What has actually happened is that the EV market went from supply-constrained (where manufacturers were building them as fast as they could and selling each one they built to waitlisted customers) to some models becoming demand-constrained (where manufacturers are building them faster than they can sell them).
This is due to a number of things, only some of which apply to the industry as a whole. First, there are some models that just aren’t really that heavily desired by the public, at the price points they’re being sold at. The Ford F-150 is a pretty good example, where Ford misinterpreted the demand from people who signed up on the waitlist, and then chose to prioritize the highest priced trim levels (rather than the entry level F-150 Lightning). So even if people are interested in the entry-level $50,000 F-150 Lightning still have to wait (and oh, by the way, Ford is raising the price to $55,000) while the $90,000 models pile up in dealer lots.
Second, dealers are actively sabotaging EV sales. Everyone I know who has tried to buy an EV from a traditional dealer has been steered towards a hybrid or a traditional ICE vehicle, and sales staff seem to be intentionally ignorant about the EV models sold by their dealership. The EV maintenance model is a threat to dealer business models, where service/maintenance is a very important part of their revenue, so the incentives of the dealer aren’t lined up with the incentives of the manufacturer.

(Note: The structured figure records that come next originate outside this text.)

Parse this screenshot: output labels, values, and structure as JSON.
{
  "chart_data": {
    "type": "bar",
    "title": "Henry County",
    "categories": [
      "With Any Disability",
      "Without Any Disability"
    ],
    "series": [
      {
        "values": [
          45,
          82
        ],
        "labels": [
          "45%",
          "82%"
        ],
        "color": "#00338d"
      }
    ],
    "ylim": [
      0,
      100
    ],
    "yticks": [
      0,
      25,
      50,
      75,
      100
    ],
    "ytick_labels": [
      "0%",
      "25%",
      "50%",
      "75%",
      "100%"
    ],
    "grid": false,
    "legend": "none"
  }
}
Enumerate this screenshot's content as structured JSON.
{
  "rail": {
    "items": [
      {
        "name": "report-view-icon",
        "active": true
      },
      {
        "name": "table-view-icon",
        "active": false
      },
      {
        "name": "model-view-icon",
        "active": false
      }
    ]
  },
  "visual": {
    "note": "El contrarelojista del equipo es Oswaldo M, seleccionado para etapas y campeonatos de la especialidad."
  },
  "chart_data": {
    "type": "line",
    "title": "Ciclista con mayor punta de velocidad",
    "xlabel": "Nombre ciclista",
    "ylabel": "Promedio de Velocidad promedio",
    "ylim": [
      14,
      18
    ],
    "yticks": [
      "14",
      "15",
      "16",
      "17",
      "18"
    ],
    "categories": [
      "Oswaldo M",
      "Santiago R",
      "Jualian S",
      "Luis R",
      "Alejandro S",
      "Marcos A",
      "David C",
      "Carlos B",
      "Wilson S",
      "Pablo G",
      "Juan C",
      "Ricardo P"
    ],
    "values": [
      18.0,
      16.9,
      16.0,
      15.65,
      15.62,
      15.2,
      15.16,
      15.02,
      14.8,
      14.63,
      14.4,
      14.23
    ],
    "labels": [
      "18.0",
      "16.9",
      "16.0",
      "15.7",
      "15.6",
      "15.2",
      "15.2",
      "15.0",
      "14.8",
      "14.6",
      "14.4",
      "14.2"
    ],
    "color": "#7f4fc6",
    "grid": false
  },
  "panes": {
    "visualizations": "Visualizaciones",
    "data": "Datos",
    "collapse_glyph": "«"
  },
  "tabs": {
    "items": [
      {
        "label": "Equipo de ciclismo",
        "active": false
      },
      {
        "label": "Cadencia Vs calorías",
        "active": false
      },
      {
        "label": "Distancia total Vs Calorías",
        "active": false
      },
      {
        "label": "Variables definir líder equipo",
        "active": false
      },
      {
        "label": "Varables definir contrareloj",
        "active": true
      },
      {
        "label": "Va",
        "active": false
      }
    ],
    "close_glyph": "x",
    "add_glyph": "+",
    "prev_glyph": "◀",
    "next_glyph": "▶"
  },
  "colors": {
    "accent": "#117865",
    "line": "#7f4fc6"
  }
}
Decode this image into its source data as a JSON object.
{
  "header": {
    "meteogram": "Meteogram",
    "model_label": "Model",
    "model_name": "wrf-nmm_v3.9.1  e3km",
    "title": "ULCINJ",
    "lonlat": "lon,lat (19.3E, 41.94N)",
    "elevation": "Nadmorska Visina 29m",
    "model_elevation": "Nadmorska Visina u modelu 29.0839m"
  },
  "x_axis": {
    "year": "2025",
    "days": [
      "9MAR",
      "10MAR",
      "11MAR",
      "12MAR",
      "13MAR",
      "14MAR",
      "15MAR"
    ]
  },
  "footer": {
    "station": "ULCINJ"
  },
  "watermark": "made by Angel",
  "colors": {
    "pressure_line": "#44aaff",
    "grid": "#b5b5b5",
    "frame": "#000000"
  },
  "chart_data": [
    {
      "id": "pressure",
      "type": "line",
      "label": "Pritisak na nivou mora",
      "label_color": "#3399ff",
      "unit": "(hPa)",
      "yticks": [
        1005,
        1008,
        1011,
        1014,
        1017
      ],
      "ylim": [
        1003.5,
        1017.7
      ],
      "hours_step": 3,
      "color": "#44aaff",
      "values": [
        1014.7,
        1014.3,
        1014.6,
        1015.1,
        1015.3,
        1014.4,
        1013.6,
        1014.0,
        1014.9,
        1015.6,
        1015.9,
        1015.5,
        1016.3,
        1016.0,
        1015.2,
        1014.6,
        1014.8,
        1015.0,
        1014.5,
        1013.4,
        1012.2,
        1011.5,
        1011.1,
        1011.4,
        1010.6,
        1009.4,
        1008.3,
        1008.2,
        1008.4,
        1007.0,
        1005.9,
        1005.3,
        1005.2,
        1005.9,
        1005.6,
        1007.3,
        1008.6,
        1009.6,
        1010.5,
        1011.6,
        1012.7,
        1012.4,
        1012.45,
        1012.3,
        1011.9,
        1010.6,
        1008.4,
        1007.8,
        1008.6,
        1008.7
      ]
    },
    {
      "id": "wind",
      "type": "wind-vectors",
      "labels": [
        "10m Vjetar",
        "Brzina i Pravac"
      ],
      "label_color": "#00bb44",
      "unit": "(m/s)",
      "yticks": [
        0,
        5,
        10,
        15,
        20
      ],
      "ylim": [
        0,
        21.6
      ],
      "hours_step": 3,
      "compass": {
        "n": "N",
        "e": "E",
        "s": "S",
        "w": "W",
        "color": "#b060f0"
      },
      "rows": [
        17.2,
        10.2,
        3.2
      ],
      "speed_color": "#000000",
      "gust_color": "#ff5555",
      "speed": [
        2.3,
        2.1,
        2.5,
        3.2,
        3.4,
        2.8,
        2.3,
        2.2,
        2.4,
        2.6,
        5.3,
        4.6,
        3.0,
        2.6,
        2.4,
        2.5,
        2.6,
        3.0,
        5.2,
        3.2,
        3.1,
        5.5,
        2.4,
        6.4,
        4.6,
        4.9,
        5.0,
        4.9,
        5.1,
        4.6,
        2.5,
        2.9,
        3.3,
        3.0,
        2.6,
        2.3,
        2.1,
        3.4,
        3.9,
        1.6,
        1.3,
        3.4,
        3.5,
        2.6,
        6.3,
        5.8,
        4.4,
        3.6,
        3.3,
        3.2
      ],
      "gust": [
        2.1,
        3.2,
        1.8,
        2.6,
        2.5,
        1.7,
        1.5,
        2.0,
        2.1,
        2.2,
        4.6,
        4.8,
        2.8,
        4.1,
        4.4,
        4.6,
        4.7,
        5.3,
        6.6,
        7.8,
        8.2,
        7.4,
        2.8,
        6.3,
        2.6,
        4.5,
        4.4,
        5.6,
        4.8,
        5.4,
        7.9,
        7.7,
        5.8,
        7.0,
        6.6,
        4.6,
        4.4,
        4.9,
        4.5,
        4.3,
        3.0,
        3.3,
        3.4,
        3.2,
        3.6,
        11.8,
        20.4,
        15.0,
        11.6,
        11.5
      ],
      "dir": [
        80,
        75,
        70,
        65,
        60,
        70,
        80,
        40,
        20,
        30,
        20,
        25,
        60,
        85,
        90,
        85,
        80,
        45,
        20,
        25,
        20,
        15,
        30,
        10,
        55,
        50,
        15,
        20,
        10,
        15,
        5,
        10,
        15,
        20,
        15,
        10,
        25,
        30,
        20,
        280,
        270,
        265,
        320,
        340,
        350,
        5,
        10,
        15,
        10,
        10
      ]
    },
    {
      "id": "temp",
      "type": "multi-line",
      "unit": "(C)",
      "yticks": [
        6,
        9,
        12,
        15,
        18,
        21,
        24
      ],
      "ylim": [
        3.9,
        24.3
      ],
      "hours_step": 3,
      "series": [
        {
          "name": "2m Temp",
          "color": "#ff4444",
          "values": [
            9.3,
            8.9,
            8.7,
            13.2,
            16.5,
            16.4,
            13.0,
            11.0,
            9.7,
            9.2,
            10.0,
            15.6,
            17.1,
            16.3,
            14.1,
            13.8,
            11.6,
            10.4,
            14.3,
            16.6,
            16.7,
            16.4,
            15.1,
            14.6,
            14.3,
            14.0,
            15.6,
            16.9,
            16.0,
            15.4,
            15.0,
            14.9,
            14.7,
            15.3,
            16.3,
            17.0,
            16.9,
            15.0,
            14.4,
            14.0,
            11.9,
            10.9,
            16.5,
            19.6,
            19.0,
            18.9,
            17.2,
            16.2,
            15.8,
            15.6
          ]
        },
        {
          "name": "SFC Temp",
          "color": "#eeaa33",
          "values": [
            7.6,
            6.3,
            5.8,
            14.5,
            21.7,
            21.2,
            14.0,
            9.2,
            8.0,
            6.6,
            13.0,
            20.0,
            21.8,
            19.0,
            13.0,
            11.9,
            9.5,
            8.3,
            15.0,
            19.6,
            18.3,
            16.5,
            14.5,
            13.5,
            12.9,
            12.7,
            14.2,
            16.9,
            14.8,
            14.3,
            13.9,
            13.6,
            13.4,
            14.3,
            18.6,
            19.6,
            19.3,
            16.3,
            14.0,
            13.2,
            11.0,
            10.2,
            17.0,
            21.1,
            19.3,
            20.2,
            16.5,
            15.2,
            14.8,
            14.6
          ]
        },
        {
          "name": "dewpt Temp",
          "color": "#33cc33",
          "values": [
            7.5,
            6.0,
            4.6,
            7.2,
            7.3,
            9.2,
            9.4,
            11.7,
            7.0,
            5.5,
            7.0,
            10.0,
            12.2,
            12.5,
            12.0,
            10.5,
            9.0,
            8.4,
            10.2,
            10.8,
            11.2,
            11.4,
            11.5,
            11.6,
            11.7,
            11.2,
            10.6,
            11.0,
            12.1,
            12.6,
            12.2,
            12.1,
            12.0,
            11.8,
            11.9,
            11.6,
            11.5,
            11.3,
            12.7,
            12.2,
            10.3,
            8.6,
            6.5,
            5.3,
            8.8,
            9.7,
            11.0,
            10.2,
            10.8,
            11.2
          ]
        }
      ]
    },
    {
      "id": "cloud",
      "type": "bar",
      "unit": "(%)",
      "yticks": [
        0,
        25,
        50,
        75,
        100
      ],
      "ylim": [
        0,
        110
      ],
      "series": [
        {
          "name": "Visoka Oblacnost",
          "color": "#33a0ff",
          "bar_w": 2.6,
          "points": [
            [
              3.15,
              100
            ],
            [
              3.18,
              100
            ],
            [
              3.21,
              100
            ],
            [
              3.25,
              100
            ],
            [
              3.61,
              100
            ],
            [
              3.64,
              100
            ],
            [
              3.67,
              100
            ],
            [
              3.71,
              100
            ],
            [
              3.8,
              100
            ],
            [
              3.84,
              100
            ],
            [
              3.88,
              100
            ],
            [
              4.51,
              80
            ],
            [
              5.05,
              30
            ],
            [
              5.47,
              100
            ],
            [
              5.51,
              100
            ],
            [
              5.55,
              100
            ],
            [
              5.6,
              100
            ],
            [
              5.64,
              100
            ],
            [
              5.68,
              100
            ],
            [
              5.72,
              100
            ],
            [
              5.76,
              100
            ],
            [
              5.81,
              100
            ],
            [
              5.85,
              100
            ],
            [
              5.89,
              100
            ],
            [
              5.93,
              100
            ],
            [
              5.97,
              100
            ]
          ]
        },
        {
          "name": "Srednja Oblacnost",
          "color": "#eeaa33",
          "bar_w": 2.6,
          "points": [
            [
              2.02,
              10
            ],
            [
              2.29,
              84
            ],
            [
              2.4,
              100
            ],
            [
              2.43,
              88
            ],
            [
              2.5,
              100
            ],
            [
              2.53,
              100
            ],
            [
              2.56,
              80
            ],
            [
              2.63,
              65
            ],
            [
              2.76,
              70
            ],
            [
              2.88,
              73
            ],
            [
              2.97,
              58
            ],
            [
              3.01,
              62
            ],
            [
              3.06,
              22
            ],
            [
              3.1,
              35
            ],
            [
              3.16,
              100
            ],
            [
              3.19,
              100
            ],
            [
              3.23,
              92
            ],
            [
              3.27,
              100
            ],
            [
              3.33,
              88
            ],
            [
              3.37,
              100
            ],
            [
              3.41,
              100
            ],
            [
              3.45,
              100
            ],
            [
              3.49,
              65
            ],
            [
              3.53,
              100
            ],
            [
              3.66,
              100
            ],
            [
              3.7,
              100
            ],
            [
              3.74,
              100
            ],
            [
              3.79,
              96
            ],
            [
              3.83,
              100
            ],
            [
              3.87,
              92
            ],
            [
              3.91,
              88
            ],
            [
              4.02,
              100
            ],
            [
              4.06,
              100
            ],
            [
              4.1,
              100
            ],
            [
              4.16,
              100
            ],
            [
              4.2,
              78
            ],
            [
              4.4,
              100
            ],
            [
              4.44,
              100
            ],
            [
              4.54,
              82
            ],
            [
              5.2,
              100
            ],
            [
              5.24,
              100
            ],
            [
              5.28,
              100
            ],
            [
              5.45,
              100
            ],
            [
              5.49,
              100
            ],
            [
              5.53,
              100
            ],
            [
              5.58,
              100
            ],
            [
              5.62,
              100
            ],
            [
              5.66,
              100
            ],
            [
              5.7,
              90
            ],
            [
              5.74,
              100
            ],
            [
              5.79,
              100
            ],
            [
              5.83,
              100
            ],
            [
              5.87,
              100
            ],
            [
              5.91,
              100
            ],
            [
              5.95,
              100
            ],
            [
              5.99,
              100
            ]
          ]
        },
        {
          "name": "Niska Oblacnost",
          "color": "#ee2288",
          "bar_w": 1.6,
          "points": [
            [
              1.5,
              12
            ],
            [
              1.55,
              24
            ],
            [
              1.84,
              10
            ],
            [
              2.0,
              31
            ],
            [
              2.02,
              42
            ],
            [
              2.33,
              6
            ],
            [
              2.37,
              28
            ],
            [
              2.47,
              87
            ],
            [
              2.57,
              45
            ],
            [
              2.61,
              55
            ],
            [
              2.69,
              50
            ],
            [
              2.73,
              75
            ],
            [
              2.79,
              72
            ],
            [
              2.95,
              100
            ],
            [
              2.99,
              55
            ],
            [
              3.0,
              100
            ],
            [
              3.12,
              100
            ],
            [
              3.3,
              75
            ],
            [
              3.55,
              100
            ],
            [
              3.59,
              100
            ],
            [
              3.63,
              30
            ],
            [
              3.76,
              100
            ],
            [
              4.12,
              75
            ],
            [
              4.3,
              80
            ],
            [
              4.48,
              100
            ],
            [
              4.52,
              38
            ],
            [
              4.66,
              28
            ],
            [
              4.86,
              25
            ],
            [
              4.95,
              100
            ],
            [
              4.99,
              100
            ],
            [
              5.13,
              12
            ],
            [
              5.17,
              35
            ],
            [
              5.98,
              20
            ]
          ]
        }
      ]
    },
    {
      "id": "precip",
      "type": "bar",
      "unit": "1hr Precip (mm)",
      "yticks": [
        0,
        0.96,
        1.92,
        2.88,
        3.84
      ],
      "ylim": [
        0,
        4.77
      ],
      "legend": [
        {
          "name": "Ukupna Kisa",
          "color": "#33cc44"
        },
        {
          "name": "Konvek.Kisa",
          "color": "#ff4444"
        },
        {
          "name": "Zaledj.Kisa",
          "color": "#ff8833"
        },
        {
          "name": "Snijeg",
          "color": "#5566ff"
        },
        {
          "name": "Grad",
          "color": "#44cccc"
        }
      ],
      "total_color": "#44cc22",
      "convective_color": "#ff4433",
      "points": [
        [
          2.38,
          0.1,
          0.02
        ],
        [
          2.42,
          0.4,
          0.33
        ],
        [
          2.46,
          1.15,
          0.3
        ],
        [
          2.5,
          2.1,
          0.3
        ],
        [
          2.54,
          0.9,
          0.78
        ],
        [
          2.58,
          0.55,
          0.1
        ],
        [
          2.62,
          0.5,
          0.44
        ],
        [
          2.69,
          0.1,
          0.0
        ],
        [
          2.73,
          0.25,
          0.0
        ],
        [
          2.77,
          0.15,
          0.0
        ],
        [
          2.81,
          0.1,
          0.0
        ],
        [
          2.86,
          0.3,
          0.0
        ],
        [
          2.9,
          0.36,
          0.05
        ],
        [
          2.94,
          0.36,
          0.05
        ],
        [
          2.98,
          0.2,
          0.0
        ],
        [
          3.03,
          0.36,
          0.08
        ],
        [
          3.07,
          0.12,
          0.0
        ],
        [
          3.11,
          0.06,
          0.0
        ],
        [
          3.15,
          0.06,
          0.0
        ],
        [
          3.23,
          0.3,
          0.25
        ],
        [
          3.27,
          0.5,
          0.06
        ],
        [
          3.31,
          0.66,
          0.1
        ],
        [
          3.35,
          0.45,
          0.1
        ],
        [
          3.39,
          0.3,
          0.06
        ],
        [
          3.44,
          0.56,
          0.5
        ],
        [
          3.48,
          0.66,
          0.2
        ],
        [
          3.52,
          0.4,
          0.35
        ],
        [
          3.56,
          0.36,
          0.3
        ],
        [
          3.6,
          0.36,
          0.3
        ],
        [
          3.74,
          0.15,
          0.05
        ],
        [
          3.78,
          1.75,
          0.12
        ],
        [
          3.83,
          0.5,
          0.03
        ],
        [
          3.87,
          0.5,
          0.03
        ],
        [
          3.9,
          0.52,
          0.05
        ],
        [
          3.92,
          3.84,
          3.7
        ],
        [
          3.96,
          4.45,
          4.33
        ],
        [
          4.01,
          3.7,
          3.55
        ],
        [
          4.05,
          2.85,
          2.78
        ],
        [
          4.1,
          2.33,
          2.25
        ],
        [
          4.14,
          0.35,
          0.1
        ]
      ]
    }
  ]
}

Third, the traditional automakers released their EVs into some headwinds, because interest rates have increased, and Tesla had the profit margins to simply be able to drop prices in a way to make the newest non-Tesla EVs seem like a bad deal in comparison. The average Tesla transaction dropped from $65k in October 2022 to $50k in October 2023, with big price cuts on almost all of its models.
So electric vehicle sales are up. The difficulties that some manufacturers have even in this climate of sales going up is, in many cases, specific to those makes and those models.